CHARLESTON – Justice Spike Maynard of the West Virginia Supreme Court of Appeals warns that a recent Court decision will encourage attorneys to entangle themselves in businesses they represent.
Maynard dissented May 1 from an opinion allowing Schrader Byrd & Companion of Wheeling to collect 30 percent of a coal lease that the firm negotiated for sisters Josephine Luther and the late Mary Marks.
"May we never see the day when lawyers who negotiate leases on behalf of Wal-Mart receive compensation in the form of five percent of that store's future earnings," he wrote. "Such a practice would unduly entangle lawyers in the affairs of their clients and arguably give these lawyers and ownership interest in the businesses they represent, all to the detriment of the legal profession."
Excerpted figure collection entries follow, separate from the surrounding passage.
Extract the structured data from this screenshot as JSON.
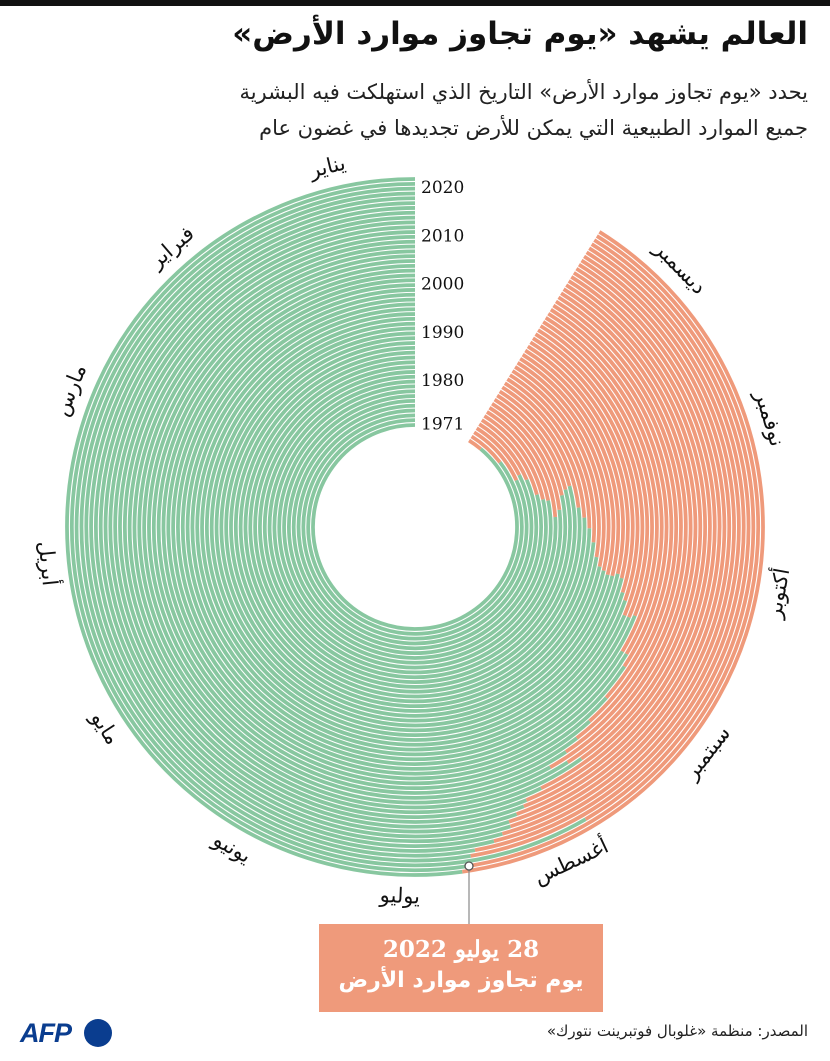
{
  "title": "العالم يشهد «يوم تجاوز موارد الأرض»",
  "subtitle": {
    "line1": "يحدد «يوم تجاوز موارد الأرض» التاريخ الذي استهلكت فيه البشرية",
    "line2": "جميع الموارد الطبيعية التي يمكن للأرض تجديدها في غضون عام"
  },
  "colors": {
    "consumed": "#88c7a0",
    "overshoot": "#ef9a7b",
    "separator": "#ffffff",
    "text": "#111111"
  },
  "chart_data": {
    "type": "radial-bar",
    "title": "يوم تجاوز موارد الأرض",
    "years": [
      1971,
      2022
    ],
    "year_labels": [
      "1971",
      "1980",
      "1990",
      "2000",
      "2010",
      "2020"
    ],
    "month_labels": [
      "يناير",
      "فبراير",
      "مارس",
      "أبريل",
      "مايو",
      "يونيو",
      "يوليو",
      "أغسطس",
      "سبتمبر",
      "أكتوبر",
      "نوفمبر",
      "ديسمبر"
    ],
    "angle_unit": "day_of_year",
    "overshoot_day": [
      {
        "year": 1971,
        "day": 356
      },
      {
        "year": 1972,
        "day": 342
      },
      {
        "year": 1973,
        "day": 328
      },
      {
        "year": 1974,
        "day": 330
      },
      {
        "year": 1975,
        "day": 326
      },
      {
        "year": 1976,
        "day": 317
      },
      {
        "year": 1977,
        "day": 314
      },
      {
        "year": 1978,
        "day": 313
      },
      {
        "year": 1979,
        "day": 305
      },
      {
        "year": 1980,
        "day": 308
      },
      {
        "year": 1981,
        "day": 314
      },
      {
        "year": 1982,
        "day": 316
      },
      {
        "year": 1983,
        "day": 317
      },
      {
        "year": 1984,
        "day": 308
      },
      {
        "year": 1985,
        "day": 304
      },
      {
        "year": 1986,
        "day": 300
      },
      {
        "year": 1987,
        "day": 295
      },
      {
        "year": 1988,
        "day": 290
      },
      {
        "year": 1989,
        "day": 287
      },
      {
        "year": 1990,
        "day": 286
      },
      {
        "year": 1991,
        "day": 285
      },
      {
        "year": 1992,
        "day": 285
      },
      {
        "year": 1993,
        "day": 286
      },
      {
        "year": 1994,
        "day": 285
      },
      {
        "year": 1995,
        "day": 281
      },
      {
        "year": 1996,
        "day": 279
      },
      {
        "year": 1997,
        "day": 275
      },
      {
        "year": 1998,
        "day": 275
      },
      {
        "year": 1999,
        "day": 276
      },
      {
        "year": 2000,
        "day": 266
      },
      {
        "year": 2001,
        "day": 266
      },
      {
        "year": 2002,
        "day": 263
      },
      {
        "year": 2003,
        "day": 254
      },
      {
        "year": 2004,
        "day": 247
      },
      {
        "year": 2005,
        "day": 242
      },
      {
        "year": 2006,
        "day": 238
      },
      {
        "year": 2007,
        "day": 233
      },
      {
        "year": 2008,
        "day": 237
      },
      {
        "year": 2009,
        "day": 240
      },
      {
        "year": 2010,
        "day": 229
      },
      {
        "year": 2011,
        "day": 225
      },
      {
        "year": 2012,
        "day": 224
      },
      {
        "year": 2013,
        "day": 222
      },
      {
        "year": 2014,
        "day": 220
      },
      {
        "year": 2015,
        "day": 220
      },
      {
        "year": 2016,
        "day": 218
      },
      {
        "year": 2017,
        "day": 216
      },
      {
        "year": 2018,
        "day": 212
      },
      {
        "year": 2019,
        "day": 211
      },
      {
        "year": 2020,
        "day": 234
      },
      {
        "year": 2021,
        "day": 210
      },
      {
        "year": 2022,
        "day": 209
      }
    ]
  },
  "callout": {
    "date": "28 يوليو 2022",
    "label": "يوم تجاوز موارد الأرض"
  },
  "logo": {
    "text": "AFP"
  },
  "source": "المصدر: منظمة «غلوبال فوتبرينت نتورك»"
}
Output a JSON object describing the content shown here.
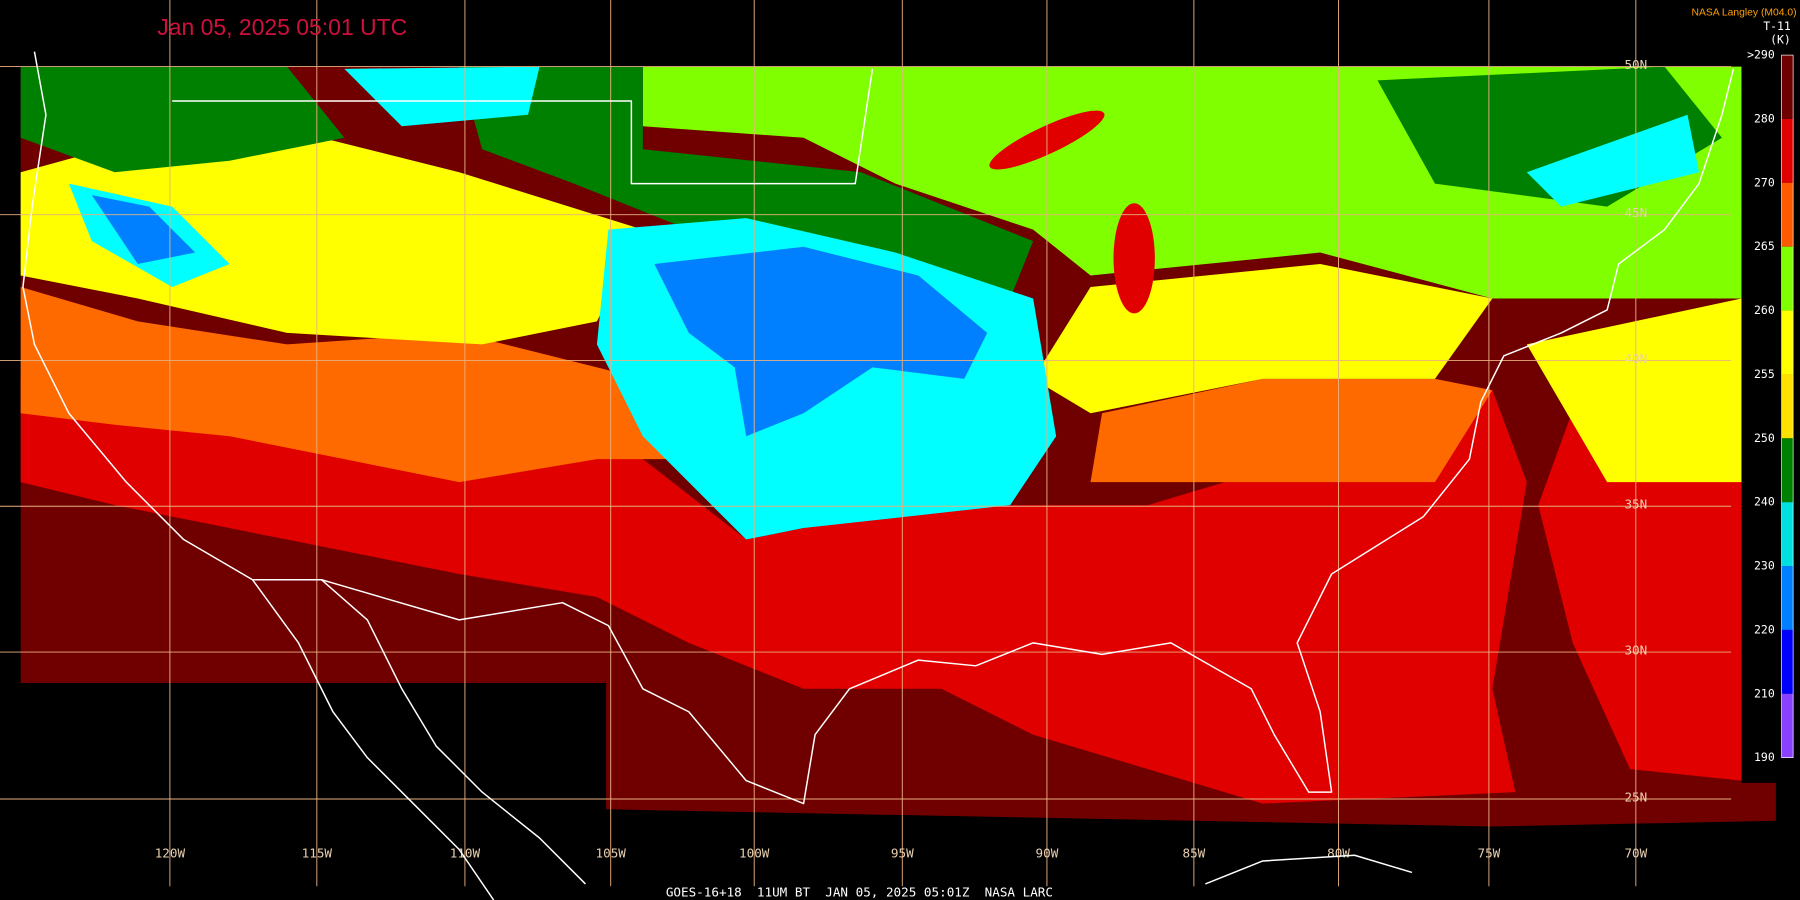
{
  "title": "Jan 05, 2025 05:01 UTC",
  "credit": "NASA Langley (M04.0)",
  "product": "T-11",
  "unit": "(K)",
  "colorbar": [
    {
      "label": ">290",
      "color": "#6e0000"
    },
    {
      "label": "280",
      "color": "#e00000"
    },
    {
      "label": "270",
      "color": "#ff5a00"
    },
    {
      "label": "265",
      "color": "#80ff00"
    },
    {
      "label": "260",
      "color": "#ffff00"
    },
    {
      "label": "255",
      "color": "#ffe000"
    },
    {
      "label": "250",
      "color": "#008000"
    },
    {
      "label": "240",
      "color": "#00e0e0"
    },
    {
      "label": "230",
      "color": "#0080ff"
    },
    {
      "label": "220",
      "color": "#0000ff"
    },
    {
      "label": "210",
      "color": "#8a40ff"
    },
    {
      "label": "190",
      "color": "#8a40ff"
    }
  ],
  "latitudes": [
    "50N",
    "45N",
    "40N",
    "35N",
    "30N",
    "25N"
  ],
  "longitudes": [
    "120W",
    "115W",
    "110W",
    "105W",
    "100W",
    "95W",
    "90W",
    "85W",
    "80W",
    "75W",
    "70W"
  ],
  "footer": "GOES-16+18  11UM BT  JAN 05, 2025 05:01Z  NASA LARC"
}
The majority's April 5 opinion affirmed Ohio County Circuit Judge Martin Gaughan, who found the fee fair and reasonable.
The sisters hired the firm in 1988, after learning that two brothers made money from a lease on land all four of them owned in Boone County.
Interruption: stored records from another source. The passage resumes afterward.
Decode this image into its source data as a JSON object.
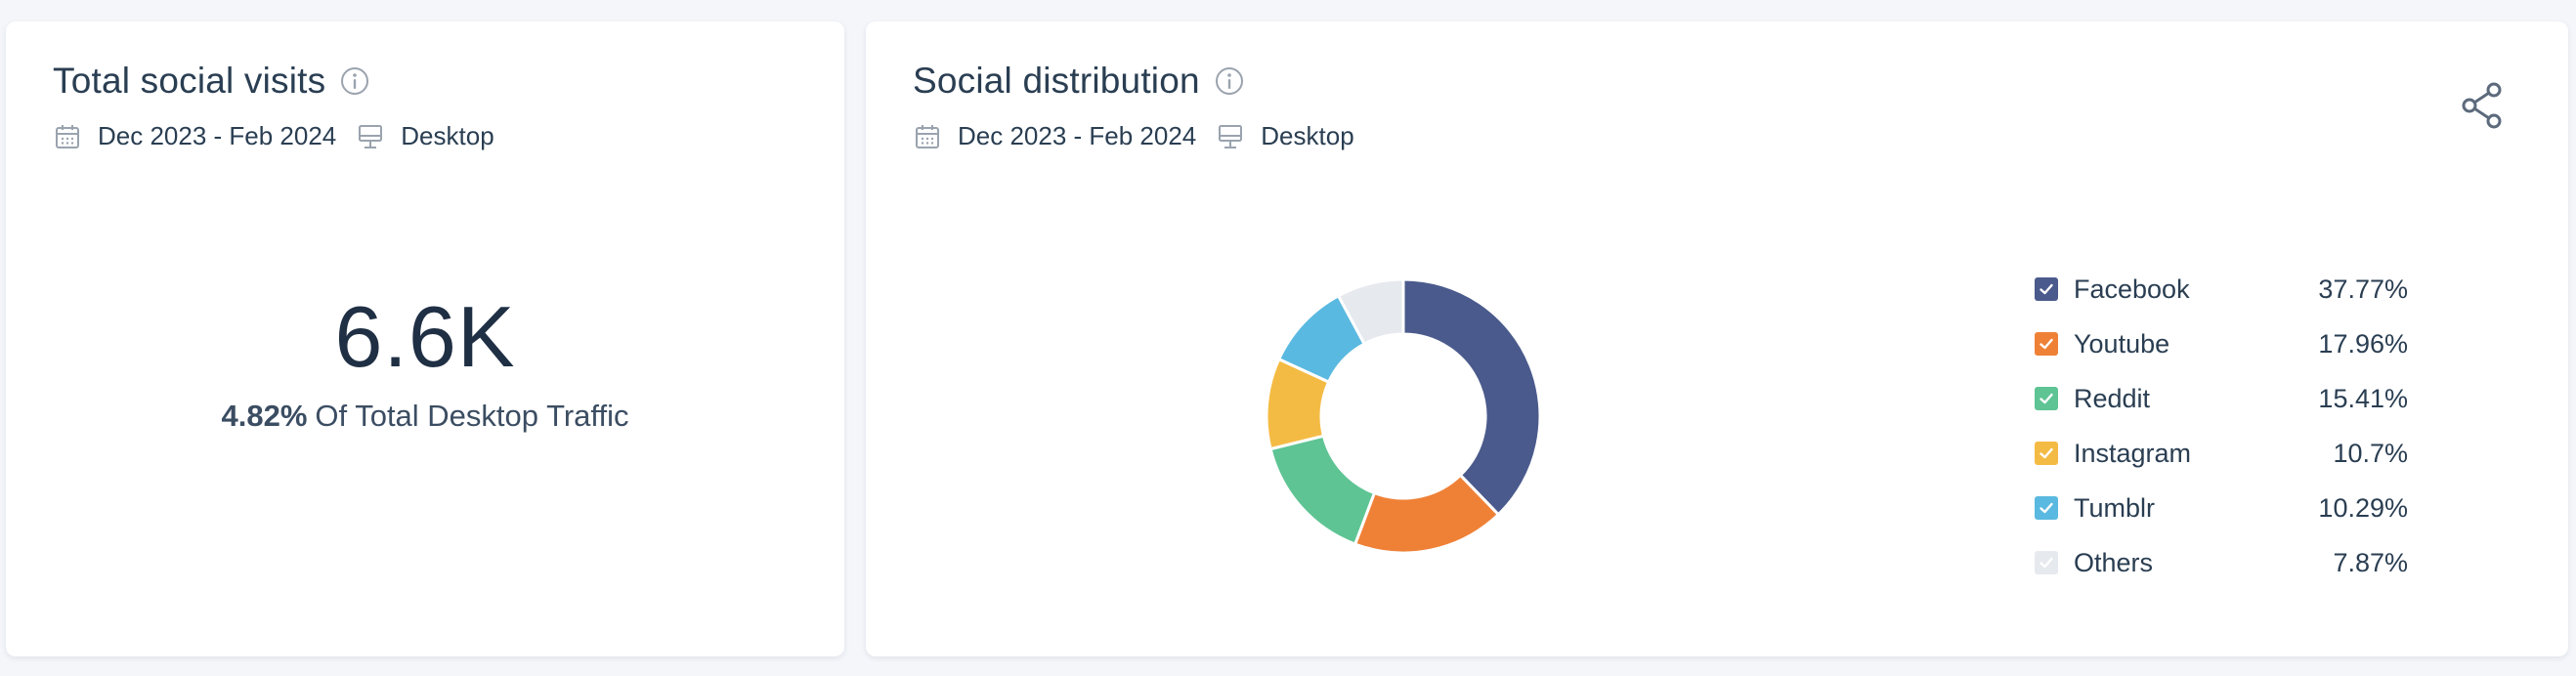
{
  "visits_card": {
    "title": "Total social visits",
    "date_range": "Dec 2023 - Feb 2024",
    "device": "Desktop",
    "value": "6.6K",
    "traffic_pct": "4.82%",
    "traffic_text": "Of Total Desktop Traffic"
  },
  "distribution_card": {
    "title": "Social distribution",
    "date_range": "Dec 2023 - Feb 2024",
    "device": "Desktop"
  },
  "icons": {
    "info": "info-icon",
    "calendar": "calendar-icon",
    "device": "desktop-icon",
    "share": "share-icon",
    "check": "check-icon"
  },
  "chart_data": {
    "type": "pie",
    "donut": true,
    "categories": [
      "Facebook",
      "Youtube",
      "Reddit",
      "Instagram",
      "Tumblr",
      "Others"
    ],
    "values": [
      37.77,
      17.96,
      15.41,
      10.7,
      10.29,
      7.87
    ],
    "labels": [
      "37.77%",
      "17.96%",
      "15.41%",
      "10.7%",
      "10.29%",
      "7.87%"
    ],
    "colors": [
      "#4a5a8c",
      "#ef8137",
      "#5ec494",
      "#f4bb44",
      "#5ab9e0",
      "#e6e9ee"
    ],
    "legend_position": "right"
  }
}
The sisters agreed to pay the firm 30 percent of any increase in royalties/ The sisters did not sue the brothers. They sued two coal companies that had signed leases with the brothers.
In 1998, the companies agreed to pay the sisters $3.5 million. Schrader Byrd & Companion received 30 percent, or $1,050,000. The companies also agreed to execute a lease with the sisters.
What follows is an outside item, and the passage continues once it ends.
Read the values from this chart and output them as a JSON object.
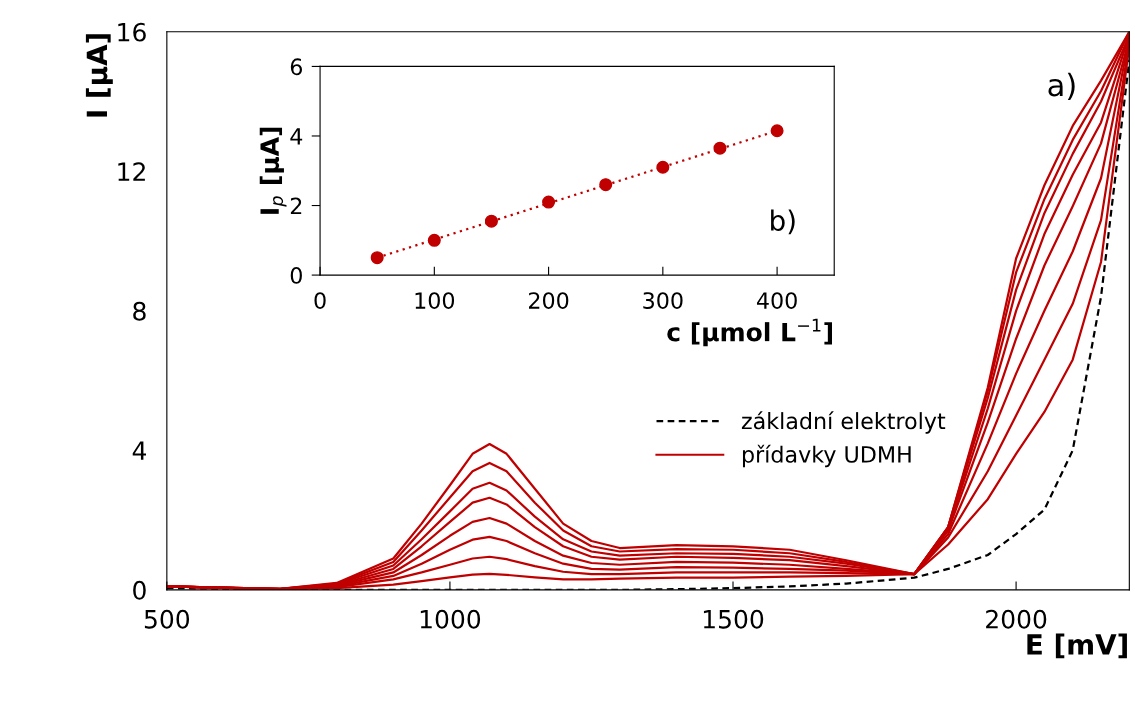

Attorney Ray Byrd wrote to the sisters that, "... we are entitled to a contingent fee of thirty percent on any settlement effected after the initiation of the lawsuit but made prior to any trial or trials."
From 1998 to 2004, the firm received about $84,000. In 2004, Luther sued the firm.
Gaughan granted summary judgment in favor of the firm in 2005. He wrote that the case had a significant degree of risk.
"The chance that plaintiff would not prevail was very real," he wrote. He also found that there was neither a modification of the fee contract at the time of settlement nor a separate fee contract.
John Preston Bailey of Wheeling appealed for Marks's heirs and Luther. He argued that the firm failed to disclose that it would charge a fee as long as coal was mined, that the fee could be astronomical, or that the firm would charge the fee against the clients' children and grandchildren.
Bailey lost his argument 3-2.
Chief Justice Robin Davis and Justices Larry Starcher and Joseph Albright decided in favor of the firm.
"An attorney fee payment arrangement whereby the attorney receives a percentage of funds as they are periodically received by the attorney's client is not, as such, either suspect or impermissible," Starcher wrote in the majority opinion.
He wrote that at the time of settlement neither sister expressed reservations about paying 30 percent of future royalties.
Maynard and Justice Brent Benjamin dissented.
"There is evidence below that Ms. Marks and Ms. Luther simply did not assent to paying SBC 30 percent of the increase in all future royalty payments," Maynard wrote.
He said that courts should cast the burden on attorneys to show that contracts are fair, reasonable and fully understood by clients. He also wrote that he found nothing improper with the $1,050,000 that the firm collected at the settlement.
"Certainly, lawyers should be well compensated for their expertise and hard work," Maynard wrote. "However, I believe that SBC's work on the new lease must be judged separately from the original contingent fee arrangement."